Des petites choses qui en disent long

Si on en croit les médias, les français seraient devenus écolos, et fervents partisans de la transition écologique, dont on nous rabat sans cesse les oreilles, sans vraiement la définir. L'après confinement ne paraît pourtant pas avoir modifié les comportements.

Quelques réactions récentes

Rues piétones - rien n'a changé

Sur le groupe facebook "mon Versailles ", quelqu'un a questionné les membres sur une idée de rendre piétonne, le week-end seulement, une rue du centre de Versailles. 

Cela fait cinquante ans que les villes de France et d'ailleurs développent des rues, des quartiers, voire des centre-villes entiers, piétonniers. Cela ne s'est jamais fait sans heurts, doutes, oppositions, mais cela s'est fait, et après-coup tout le monde est satisfait.
Malgré cela, malgré aussi la mode revendiquée de la transition écologique, du sans-voiture, on se serait cru retourné dans un lointain passé au vu des réactions des internautes. Si quelques uns ont défendu l'idée, plus nombreux ont été les opposants, qui, commerçants, y voient la mort de leur commerce, qui, automobilistes, se demandent bien comment ils pourraient faire leurs courses sans leur auto.
Ces arguments moult et moult fois rabâchés sont encore une fois ressassés, comme si rien n'avait été fait nulle part, comme si la voiture était encore la solution.
C'est à désespérer ! 

 

Stationnement payant - la même hostilité

Au Chesnay, le stationnement est devenu payant début 2019. Pendant le confinement, la gratuité a été accordée. Et le stationnement est redevenu payant le 11 mai.
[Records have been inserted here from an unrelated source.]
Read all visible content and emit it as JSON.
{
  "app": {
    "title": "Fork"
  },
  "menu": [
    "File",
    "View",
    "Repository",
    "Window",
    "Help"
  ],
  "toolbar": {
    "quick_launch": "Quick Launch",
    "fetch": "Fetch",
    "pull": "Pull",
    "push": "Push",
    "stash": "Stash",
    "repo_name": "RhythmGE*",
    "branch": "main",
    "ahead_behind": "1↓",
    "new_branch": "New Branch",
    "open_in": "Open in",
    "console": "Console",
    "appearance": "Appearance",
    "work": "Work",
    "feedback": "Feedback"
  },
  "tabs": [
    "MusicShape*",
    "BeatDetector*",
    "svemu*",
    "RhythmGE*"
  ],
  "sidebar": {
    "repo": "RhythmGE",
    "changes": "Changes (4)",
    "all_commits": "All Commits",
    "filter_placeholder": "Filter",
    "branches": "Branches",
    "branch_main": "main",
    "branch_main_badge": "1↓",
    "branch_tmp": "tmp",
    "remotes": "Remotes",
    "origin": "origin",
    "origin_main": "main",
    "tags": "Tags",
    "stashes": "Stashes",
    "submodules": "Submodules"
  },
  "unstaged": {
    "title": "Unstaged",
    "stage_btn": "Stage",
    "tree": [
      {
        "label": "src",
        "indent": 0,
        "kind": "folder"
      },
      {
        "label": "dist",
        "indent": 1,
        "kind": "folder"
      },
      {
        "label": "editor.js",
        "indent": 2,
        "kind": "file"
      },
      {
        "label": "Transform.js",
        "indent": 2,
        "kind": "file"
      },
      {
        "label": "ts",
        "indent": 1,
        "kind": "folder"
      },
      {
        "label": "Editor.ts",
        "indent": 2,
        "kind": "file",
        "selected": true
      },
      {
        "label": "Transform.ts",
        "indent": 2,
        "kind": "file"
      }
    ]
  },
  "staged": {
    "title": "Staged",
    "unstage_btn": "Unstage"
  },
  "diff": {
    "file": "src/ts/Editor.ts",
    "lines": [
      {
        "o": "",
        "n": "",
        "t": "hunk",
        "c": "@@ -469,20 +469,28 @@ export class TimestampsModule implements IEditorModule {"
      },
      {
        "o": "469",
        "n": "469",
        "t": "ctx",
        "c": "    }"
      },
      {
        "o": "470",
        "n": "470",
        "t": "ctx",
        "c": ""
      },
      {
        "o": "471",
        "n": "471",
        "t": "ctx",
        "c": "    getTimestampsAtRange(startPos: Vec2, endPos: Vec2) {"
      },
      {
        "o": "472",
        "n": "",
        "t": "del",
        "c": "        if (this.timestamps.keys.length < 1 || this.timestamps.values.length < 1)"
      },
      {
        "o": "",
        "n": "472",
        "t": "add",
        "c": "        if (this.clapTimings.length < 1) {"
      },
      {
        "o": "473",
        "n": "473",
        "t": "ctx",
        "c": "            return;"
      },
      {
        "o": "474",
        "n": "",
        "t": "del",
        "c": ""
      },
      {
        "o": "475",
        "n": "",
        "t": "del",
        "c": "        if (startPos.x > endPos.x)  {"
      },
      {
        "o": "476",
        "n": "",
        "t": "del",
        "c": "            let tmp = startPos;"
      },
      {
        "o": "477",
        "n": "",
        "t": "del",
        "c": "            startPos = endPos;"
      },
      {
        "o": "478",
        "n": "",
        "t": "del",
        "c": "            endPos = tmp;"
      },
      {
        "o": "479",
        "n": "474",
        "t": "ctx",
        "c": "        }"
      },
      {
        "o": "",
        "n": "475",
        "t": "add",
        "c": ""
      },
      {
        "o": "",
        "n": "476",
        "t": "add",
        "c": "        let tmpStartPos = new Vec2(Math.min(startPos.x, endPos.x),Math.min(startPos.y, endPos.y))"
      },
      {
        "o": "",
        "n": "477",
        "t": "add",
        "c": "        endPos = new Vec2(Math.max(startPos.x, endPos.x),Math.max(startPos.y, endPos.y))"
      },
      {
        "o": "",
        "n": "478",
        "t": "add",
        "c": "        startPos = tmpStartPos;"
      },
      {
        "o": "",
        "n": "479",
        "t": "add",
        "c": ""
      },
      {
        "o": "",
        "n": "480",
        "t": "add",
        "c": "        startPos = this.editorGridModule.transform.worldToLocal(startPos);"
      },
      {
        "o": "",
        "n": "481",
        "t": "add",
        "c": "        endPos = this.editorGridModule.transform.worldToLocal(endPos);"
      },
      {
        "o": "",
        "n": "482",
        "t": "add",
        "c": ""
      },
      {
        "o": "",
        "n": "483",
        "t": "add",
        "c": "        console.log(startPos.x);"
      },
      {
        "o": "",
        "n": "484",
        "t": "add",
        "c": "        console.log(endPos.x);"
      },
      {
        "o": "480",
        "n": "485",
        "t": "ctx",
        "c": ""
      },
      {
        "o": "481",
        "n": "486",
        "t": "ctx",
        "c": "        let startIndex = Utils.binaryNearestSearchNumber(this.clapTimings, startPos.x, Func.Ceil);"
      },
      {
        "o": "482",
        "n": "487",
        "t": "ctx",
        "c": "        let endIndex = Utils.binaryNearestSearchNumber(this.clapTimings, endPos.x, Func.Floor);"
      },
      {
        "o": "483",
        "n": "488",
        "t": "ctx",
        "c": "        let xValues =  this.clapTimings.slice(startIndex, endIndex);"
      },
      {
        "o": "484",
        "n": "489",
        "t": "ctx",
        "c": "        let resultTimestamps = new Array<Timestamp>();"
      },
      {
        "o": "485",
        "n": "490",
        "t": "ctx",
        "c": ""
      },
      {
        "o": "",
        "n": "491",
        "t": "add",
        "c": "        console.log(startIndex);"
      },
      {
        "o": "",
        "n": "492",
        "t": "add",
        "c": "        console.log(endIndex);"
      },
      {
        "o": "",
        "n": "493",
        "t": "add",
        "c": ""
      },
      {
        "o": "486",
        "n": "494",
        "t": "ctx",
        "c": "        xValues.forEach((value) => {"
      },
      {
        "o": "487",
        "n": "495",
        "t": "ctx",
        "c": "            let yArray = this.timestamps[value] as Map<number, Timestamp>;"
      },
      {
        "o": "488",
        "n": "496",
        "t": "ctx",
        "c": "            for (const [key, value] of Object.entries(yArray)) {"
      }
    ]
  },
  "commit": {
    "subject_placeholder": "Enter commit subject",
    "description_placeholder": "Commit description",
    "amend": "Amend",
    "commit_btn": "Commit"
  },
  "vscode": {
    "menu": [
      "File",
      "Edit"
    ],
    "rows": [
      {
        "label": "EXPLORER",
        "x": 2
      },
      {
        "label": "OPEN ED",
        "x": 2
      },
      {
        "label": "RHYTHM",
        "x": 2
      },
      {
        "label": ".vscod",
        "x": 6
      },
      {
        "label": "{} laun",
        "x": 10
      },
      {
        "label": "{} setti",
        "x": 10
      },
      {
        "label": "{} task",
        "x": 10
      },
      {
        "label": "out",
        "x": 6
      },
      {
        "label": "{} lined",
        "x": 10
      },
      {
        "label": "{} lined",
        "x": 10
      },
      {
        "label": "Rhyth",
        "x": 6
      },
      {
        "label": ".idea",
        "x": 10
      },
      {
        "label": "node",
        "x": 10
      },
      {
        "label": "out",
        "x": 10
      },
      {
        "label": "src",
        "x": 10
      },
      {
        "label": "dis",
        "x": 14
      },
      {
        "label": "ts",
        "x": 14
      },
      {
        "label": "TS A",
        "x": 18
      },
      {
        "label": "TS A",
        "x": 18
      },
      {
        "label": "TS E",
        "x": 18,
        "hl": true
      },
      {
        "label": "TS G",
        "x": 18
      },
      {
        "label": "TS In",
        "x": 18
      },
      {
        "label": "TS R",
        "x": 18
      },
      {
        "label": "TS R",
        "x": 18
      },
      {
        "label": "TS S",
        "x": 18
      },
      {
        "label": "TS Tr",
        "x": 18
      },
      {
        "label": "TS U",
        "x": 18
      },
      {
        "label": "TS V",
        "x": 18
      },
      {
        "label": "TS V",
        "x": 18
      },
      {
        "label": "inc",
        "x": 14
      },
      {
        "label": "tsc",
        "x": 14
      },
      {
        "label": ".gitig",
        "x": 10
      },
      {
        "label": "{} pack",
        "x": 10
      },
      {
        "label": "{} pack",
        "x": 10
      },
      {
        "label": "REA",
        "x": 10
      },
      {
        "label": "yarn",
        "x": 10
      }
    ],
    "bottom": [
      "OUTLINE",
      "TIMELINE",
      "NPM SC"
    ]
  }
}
Entre-temps, un maire nouveau a pris la place de celui qui avait instauré le stationnement payant, prétexte au déchainement des fanatiques de l'auto et de la gratuité. 

Pour les résidents de la commune, un abonnement modique de 10€ par mois est demandé. Il permet de se garer partout en zone verte, avec un nombre de places disponibles considérable. Car c'est une évidence, l'instauration du paiement a libéré un nombre très important de places de stationnement, qui fait que nombre de récalcitrants initiaux, dont moi, ont changé leur avis sur le sujet.

Mais pas tout le monde, et nombreux sont ceux qui expriment avec force, voire violence, leur opposition, tellement aveugles qu'ils sont incapables d'apporter un jugement circonstancié construit à partir de l'examen objectif de la réalité. 

 

Les ordures se ramassent à la pelle

Effet du déconfinement, le beau temps a permis aux plus festifs de se réunir dans les espaces verts ou rives de quais, d'y boire et manger, d'y faire la fête.

Le lendemain a été plus nauséabond. Des ordures laissées sur l'herbe, les allées. Canettes, papiers, verres en plastique, paquets de chips, emballages de burgers, pailles, assiettes en carton, et bien d'autres choses encore, des tonnes de détritus ont été laissés dans la ville, résidentielle ou populaire.

Outre le mépris que cela suppose envers les gens qui auront à les ramasser, cela fait douter de la profondeur de la conviction écologique de la jeunesse, d'une partie en tous cas.

 
 

Ce sont évidemment des anecdotes, mais qui montrent que le monde d'après n'est guère différent du monde d'avant. Le monde ne changera que si les populations changent. Et en la matière la lenteur est la règle.